News in Brief
Labour & European Law Review Weekly issue 43 22 November 2007
The president of employment tribunals has ordered that cases brought by people who have been forced to retire at 65, must be “stayed” pending the outcome of a case brought by Heyday (an offshoot of Age Concern). It is expected to be heard by the European Court of Justice (ECJ) in early 2009.
The announcement follows the decision of an employment appeal tribunal in the case of Johns v Solent SD which overturned an earlier tribunal decision and said that Mrs. Johns’ claim should be stayed pending the outcome of the Heyday challenge. Heyday is challenging the validity of the national default retirement age of 65 in the Employment Equality (Age) Regulations 2006.
This means that anyone who has been forced to retire at age 65 can lodge a complaint with a tribunal.
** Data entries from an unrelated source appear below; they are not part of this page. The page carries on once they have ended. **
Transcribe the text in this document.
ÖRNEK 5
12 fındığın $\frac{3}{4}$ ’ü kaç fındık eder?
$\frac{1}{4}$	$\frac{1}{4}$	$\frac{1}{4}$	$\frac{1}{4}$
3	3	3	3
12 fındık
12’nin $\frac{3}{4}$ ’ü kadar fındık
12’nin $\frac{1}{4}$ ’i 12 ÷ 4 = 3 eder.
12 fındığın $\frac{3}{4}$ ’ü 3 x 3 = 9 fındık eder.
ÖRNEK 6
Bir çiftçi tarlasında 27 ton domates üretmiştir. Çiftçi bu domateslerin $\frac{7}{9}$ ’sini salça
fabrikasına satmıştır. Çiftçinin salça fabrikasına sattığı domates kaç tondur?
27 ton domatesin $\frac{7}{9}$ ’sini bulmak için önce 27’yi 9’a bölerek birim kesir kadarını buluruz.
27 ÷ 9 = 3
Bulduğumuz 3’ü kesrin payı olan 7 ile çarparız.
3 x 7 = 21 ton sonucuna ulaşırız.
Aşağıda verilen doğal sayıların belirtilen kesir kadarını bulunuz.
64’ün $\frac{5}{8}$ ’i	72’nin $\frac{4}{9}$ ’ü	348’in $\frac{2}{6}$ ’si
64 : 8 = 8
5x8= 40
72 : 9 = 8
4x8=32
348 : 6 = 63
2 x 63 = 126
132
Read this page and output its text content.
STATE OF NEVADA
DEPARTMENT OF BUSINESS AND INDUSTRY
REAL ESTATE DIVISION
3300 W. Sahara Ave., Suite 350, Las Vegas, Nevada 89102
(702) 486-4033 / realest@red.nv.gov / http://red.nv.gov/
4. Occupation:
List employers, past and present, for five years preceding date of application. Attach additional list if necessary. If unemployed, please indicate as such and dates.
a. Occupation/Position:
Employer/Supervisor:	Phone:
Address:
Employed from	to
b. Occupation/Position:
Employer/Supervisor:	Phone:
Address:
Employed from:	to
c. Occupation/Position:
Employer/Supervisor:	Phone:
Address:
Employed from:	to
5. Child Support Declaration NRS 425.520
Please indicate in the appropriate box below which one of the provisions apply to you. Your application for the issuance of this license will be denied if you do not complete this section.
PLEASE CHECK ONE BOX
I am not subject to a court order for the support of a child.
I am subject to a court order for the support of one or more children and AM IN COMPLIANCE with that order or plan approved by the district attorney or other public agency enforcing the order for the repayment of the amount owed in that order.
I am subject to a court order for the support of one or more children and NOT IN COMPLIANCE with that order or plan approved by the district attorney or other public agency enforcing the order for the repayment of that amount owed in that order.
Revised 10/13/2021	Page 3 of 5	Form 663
Although employers are entitled to retire their staff when they reach the retirement age under the Employment Equality (Age) Regulations 2006 this decision means that employees’ rights will be preserved until the ECJ has made its decision in the Heyday case.
However it should be noted that this order will also be reviewed by the Court of Appeal when it gives its judgement in Johns v Solent SD sometime in 2008.
We will feature the ECJ decision in Palacios de la Villa v Cortefiel Servicios SA in a future LELR, in which it held that a Spanish law requiring compulsory retirement at 65 was not discriminatory because it could be justified.